While the college environment makes good sleep a challenge, it’s not impossible to maintain healthy habits. Small, consistent changes can make a big difference.

  1. Set a consistent sleep and wake schedule. Even if classes start later some days, try to wake up within an hour of your usual time. Get 15-30 minutes of sunlight upon awakening.

  2. Create a wind-down routine. Dim lights, read, or listen to calm music 30–60 minutes before bed.

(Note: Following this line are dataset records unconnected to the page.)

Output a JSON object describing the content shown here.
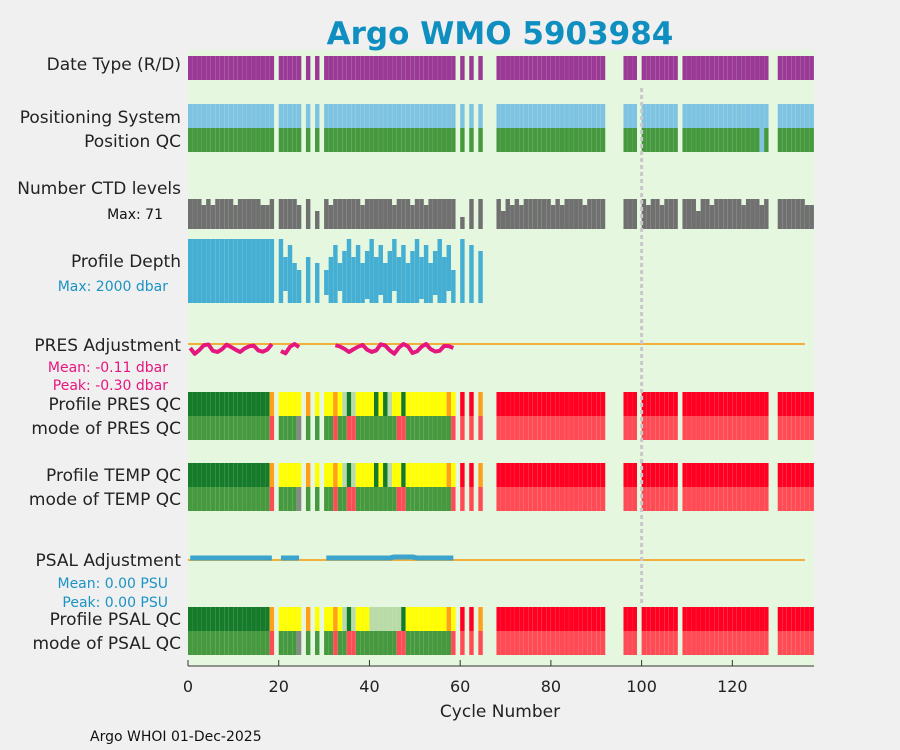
{
  "chart_data": {
    "type": "bar",
    "title": "Argo WMO 5903984",
    "xlabel": "Cycle Number",
    "xlim": [
      0,
      138
    ],
    "xticks": [
      0,
      20,
      40,
      60,
      80,
      100,
      120
    ],
    "xtick_labels": [
      "0",
      "20",
      "40",
      "60",
      "80",
      "100",
      "120"
    ],
    "marker_line_cycle": 100,
    "footer": "Argo WHOI 01-Dec-2025",
    "cycles_present": [
      0,
      1,
      2,
      3,
      4,
      5,
      6,
      7,
      8,
      9,
      10,
      11,
      12,
      13,
      14,
      15,
      16,
      17,
      18,
      20,
      21,
      22,
      23,
      24,
      26,
      28,
      30,
      31,
      32,
      33,
      34,
      35,
      36,
      37,
      38,
      39,
      40,
      41,
      42,
      43,
      44,
      45,
      46,
      47,
      48,
      49,
      50,
      51,
      52,
      53,
      54,
      55,
      56,
      57,
      58,
      60,
      62,
      64,
      68,
      69,
      70,
      71,
      72,
      73,
      74,
      75,
      76,
      77,
      78,
      79,
      80,
      81,
      82,
      83,
      84,
      85,
      86,
      87,
      88,
      89,
      90,
      91,
      96,
      97,
      98,
      100,
      101,
      102,
      103,
      104,
      105,
      106,
      107,
      109,
      110,
      111,
      112,
      113,
      114,
      115,
      116,
      117,
      118,
      119,
      120,
      121,
      122,
      123,
      124,
      125,
      126,
      127,
      130,
      131,
      132,
      133,
      134,
      135,
      136,
      137
    ],
    "rows": {
      "date_type": {
        "label": "Date Type (R/D)",
        "color": "#9b3a96"
      },
      "positioning_system": {
        "label": "Positioning System",
        "color": "#7ec4e2"
      },
      "position_qc": {
        "label": "Position QC",
        "color": "#46993f"
      },
      "number_ctd_levels": {
        "label": "Number CTD levels",
        "sublabel": "Max: 71",
        "color": "#707070"
      },
      "profile_depth": {
        "label": "Profile Depth",
        "sublabel": "Max: 2000 dbar",
        "color": "#45aed3",
        "max_cycle": 65
      },
      "pres_adjustment": {
        "label": "PRES Adjustment",
        "mean": "Mean: -0.11 dbar",
        "peak": "Peak: -0.30 dbar",
        "color": "#e6167f"
      },
      "profile_pres_qc": {
        "label": "Profile PRES QC"
      },
      "mode_pres_qc": {
        "label": "mode of PRES QC"
      },
      "profile_temp_qc": {
        "label": "Profile TEMP QC"
      },
      "mode_temp_qc": {
        "label": "mode of TEMP QC"
      },
      "psal_adjustment": {
        "label": "PSAL Adjustment",
        "mean": "Mean: 0.00 PSU",
        "peak": "Peak: 0.00 PSU",
        "color": "#3ba3cc"
      },
      "profile_psal_qc": {
        "label": "Profile PSAL QC"
      },
      "mode_psal_qc": {
        "label": "mode of PSAL QC"
      }
    },
    "qc_colors": {
      "A": "#157a2a",
      "B": "#ff9f1a",
      "C": "#ffff00",
      "D": "#b8dba8",
      "E": "#ff0022",
      "good": "#46993f",
      "bad": "#ff4b55",
      "neutral": "#888888"
    },
    "colors": {
      "title": "#0e8fc0",
      "plot_bg": "#e5f8df",
      "zero_line": "#f2b03a",
      "marker_line": "#c8c8c8"
    }
  }
}
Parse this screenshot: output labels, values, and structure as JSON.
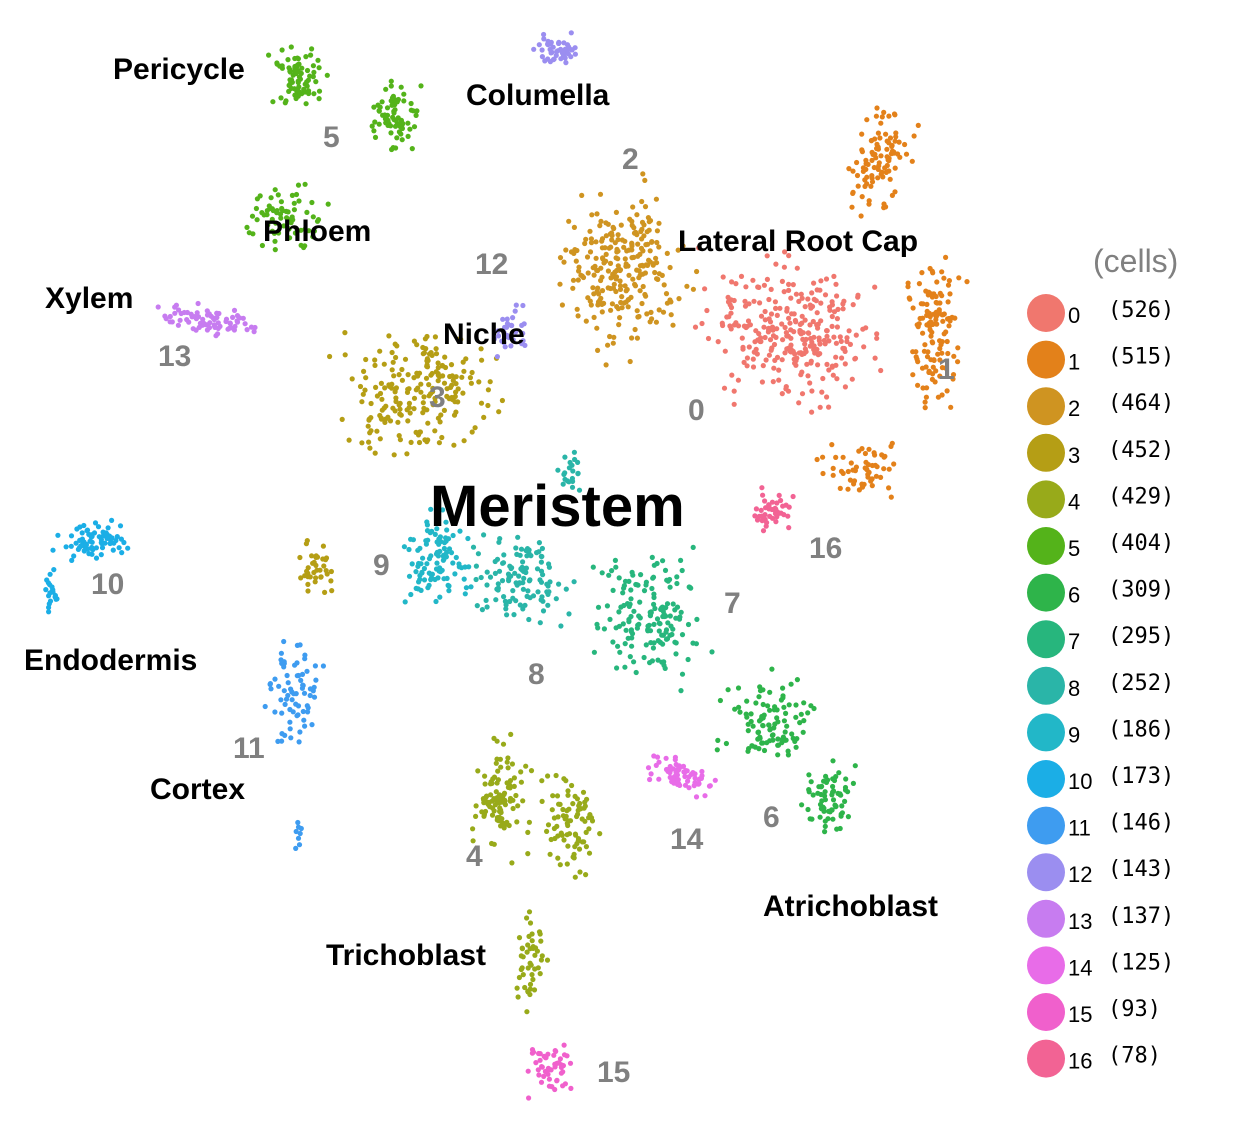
{
  "chart_data": {
    "type": "scatter",
    "title": "",
    "xlabel": "",
    "ylabel": "",
    "grid": false,
    "legend_position": "right",
    "legend_title": "(cells)",
    "series": [
      {
        "name": "0",
        "count": "(526)",
        "color": "#F0776E"
      },
      {
        "name": "1",
        "count": "(515)",
        "color": "#E3811A"
      },
      {
        "name": "2",
        "count": "(464)",
        "color": "#CF9421"
      },
      {
        "name": "3",
        "count": "(452)",
        "color": "#B59E15"
      },
      {
        "name": "4",
        "count": "(429)",
        "color": "#98AA1A"
      },
      {
        "name": "5",
        "count": "(404)",
        "color": "#54B31A"
      },
      {
        "name": "6",
        "count": "(309)",
        "color": "#2EB44A"
      },
      {
        "name": "7",
        "count": "(295)",
        "color": "#27B67D"
      },
      {
        "name": "8",
        "count": "(252)",
        "color": "#2AB5A8"
      },
      {
        "name": "9",
        "count": "(186)",
        "color": "#22B7C8"
      },
      {
        "name": "10",
        "count": "(173)",
        "color": "#1BAEE6"
      },
      {
        "name": "11",
        "count": "(146)",
        "color": "#3E9CF0"
      },
      {
        "name": "12",
        "count": "(143)",
        "color": "#9B8EF0"
      },
      {
        "name": "13",
        "count": "(137)",
        "color": "#C77CF0"
      },
      {
        "name": "14",
        "count": "(125)",
        "color": "#E86CE8"
      },
      {
        "name": "15",
        "count": "(93)",
        "color": "#F060CC"
      },
      {
        "name": "16",
        "count": "(78)",
        "color": "#F26394"
      }
    ],
    "annotations": {
      "tissues": [
        "Pericycle",
        "Columella",
        "Phloem",
        "Lateral Root Cap",
        "Xylem",
        "Niche",
        "Meristem",
        "Endodermis",
        "Cortex",
        "Trichoblast",
        "Atrichoblast"
      ],
      "cluster_numbers": [
        "5",
        "2",
        "12",
        "13",
        "3",
        "1",
        "0",
        "9",
        "10",
        "16",
        "7",
        "8",
        "11",
        "4",
        "14",
        "6",
        "15"
      ]
    }
  }
}
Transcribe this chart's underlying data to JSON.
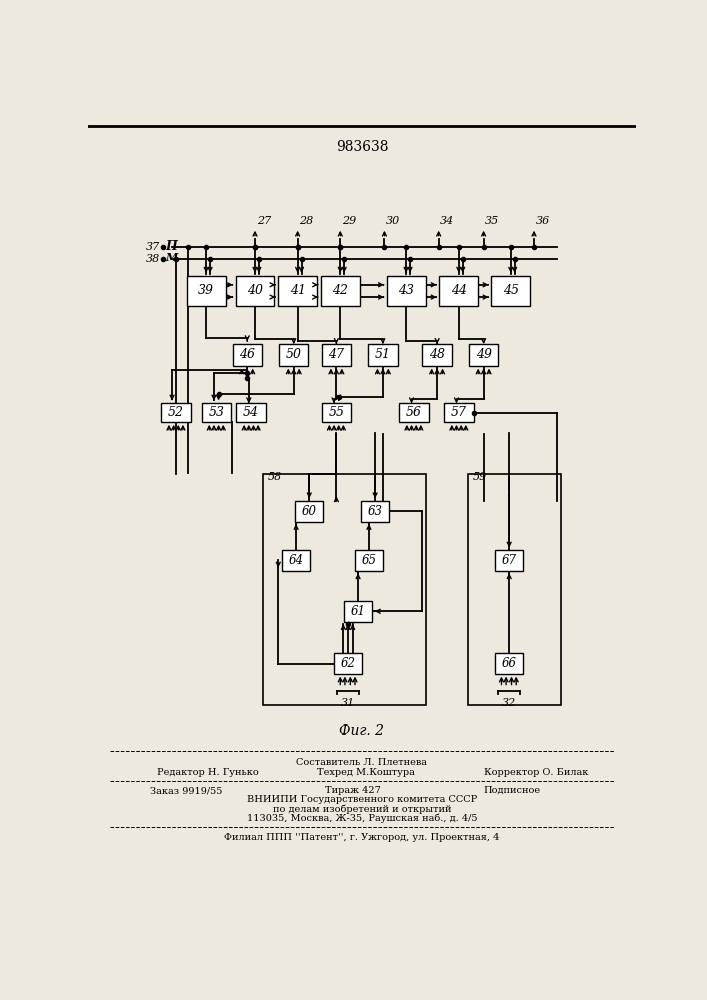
{
  "patent_num": "983638",
  "fig_label": "Фиг. 2",
  "bg": "#ede9df",
  "r1_labels": [
    "39",
    "40",
    "41",
    "42",
    "43",
    "44",
    "45"
  ],
  "r2_labels": [
    "46",
    "50",
    "47",
    "51",
    "48",
    "49"
  ],
  "r3_labels": [
    "52",
    "53",
    "54",
    "55",
    "56",
    "57"
  ],
  "out_labels": [
    "27",
    "28",
    "29",
    "30",
    "34",
    "35",
    "36"
  ],
  "inner58_labels": [
    "60",
    "63",
    "64",
    "65",
    "61",
    "62"
  ],
  "inner59_labels": [
    "67",
    "66"
  ]
}
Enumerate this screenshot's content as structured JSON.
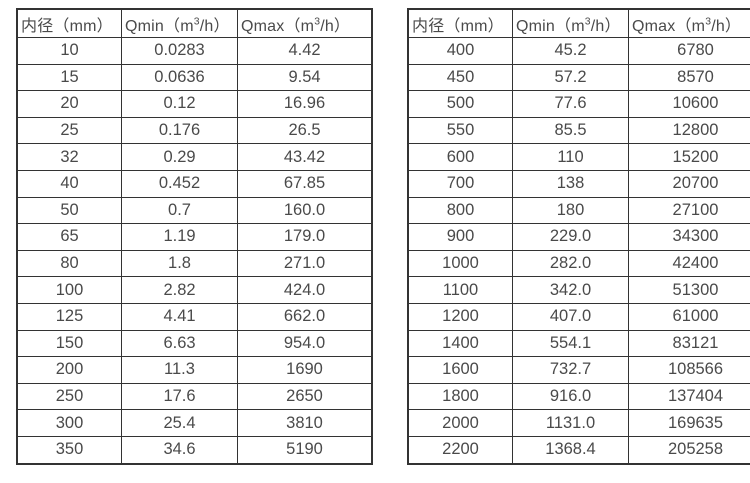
{
  "colors": {
    "background": "#ffffff",
    "border": "#333333",
    "text": "#4a4a4a"
  },
  "tables": [
    {
      "name": "flow-table-small-diameters",
      "headers": [
        "内径（mm）",
        "Qmin（m³/h）",
        "Qmax（m³/h）"
      ],
      "rows": [
        [
          "10",
          "0.0283",
          "4.42"
        ],
        [
          "15",
          "0.0636",
          "9.54"
        ],
        [
          "20",
          "0.12",
          "16.96"
        ],
        [
          "25",
          "0.176",
          "26.5"
        ],
        [
          "32",
          "0.29",
          "43.42"
        ],
        [
          "40",
          "0.452",
          "67.85"
        ],
        [
          "50",
          "0.7",
          "160.0"
        ],
        [
          "65",
          "1.19",
          "179.0"
        ],
        [
          "80",
          "1.8",
          "271.0"
        ],
        [
          "100",
          "2.82",
          "424.0"
        ],
        [
          "125",
          "4.41",
          "662.0"
        ],
        [
          "150",
          "6.63",
          "954.0"
        ],
        [
          "200",
          "11.3",
          "1690"
        ],
        [
          "250",
          "17.6",
          "2650"
        ],
        [
          "300",
          "25.4",
          "3810"
        ],
        [
          "350",
          "34.6",
          "5190"
        ]
      ]
    },
    {
      "name": "flow-table-large-diameters",
      "headers": [
        "内径（mm）",
        "Qmin（m³/h）",
        "Qmax（m³/h）"
      ],
      "rows": [
        [
          "400",
          "45.2",
          "6780"
        ],
        [
          "450",
          "57.2",
          "8570"
        ],
        [
          "500",
          "77.6",
          "10600"
        ],
        [
          "550",
          "85.5",
          "12800"
        ],
        [
          "600",
          "110",
          "15200"
        ],
        [
          "700",
          "138",
          "20700"
        ],
        [
          "800",
          "180",
          "27100"
        ],
        [
          "900",
          "229.0",
          "34300"
        ],
        [
          "1000",
          "282.0",
          "42400"
        ],
        [
          "1100",
          "342.0",
          "51300"
        ],
        [
          "1200",
          "407.0",
          "61000"
        ],
        [
          "1400",
          "554.1",
          "83121"
        ],
        [
          "1600",
          "732.7",
          "108566"
        ],
        [
          "1800",
          "916.0",
          "137404"
        ],
        [
          "2000",
          "1131.0",
          "169635"
        ],
        [
          "2200",
          "1368.4",
          "205258"
        ]
      ]
    }
  ]
}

  3. Limit caffeine after early afternoon. Switch to water or herbal tea in the evenings.

  4. Use screens wisely. Set a “screens off” time before bed or use blue light filters if you must use devices late.

  5. Optimize your sleep environment. Earplugs, white noise apps, blackout curtains, and comfortable bedding can counteract noisy or bright dorm conditions.

  6. Manage workload earlier in the day. Tackling assignments in the afternoon can free up evenings for relaxation.

  7. Communicate with roommates. Agree on quiet hours and be respectful of each other’s rest needs.

The Role of Campus Support

Many colleges now recognize the importance of sleep for student well-being and academic success. Some offer workshops on sleep hygiene, quiet study spaces for daytime work, and counseling services for stress management. Residence hall staff may also help mediate noise issues or support students struggling with adjustment.

The Bottom Line

Being in college disrupts sleep for many reasons — from late-night socializing and irregular schedules to noisy dorms and heavy workloads. While the culture often treats staying up late as a normal part of student life, the reality is that chronic sleep disruption can sap energy, harm academic performance, and affect mental and physical health.

College students who learn to prioritize and protect their sleep gain a significant advantage: more focus, better grades, steadier moods, and greater resilience. In an environment where so much feels new and out of control, sleep is one area where smart habits can make all the difference.

This article was created using OpenAI’s ChatGPT on August 15, 2025 and it was personally reviewed and edited by Brandon Peters, M.D. to ensure its accuracy. This use of augmented intelligence in this way allows the creation of health information that can be trusted.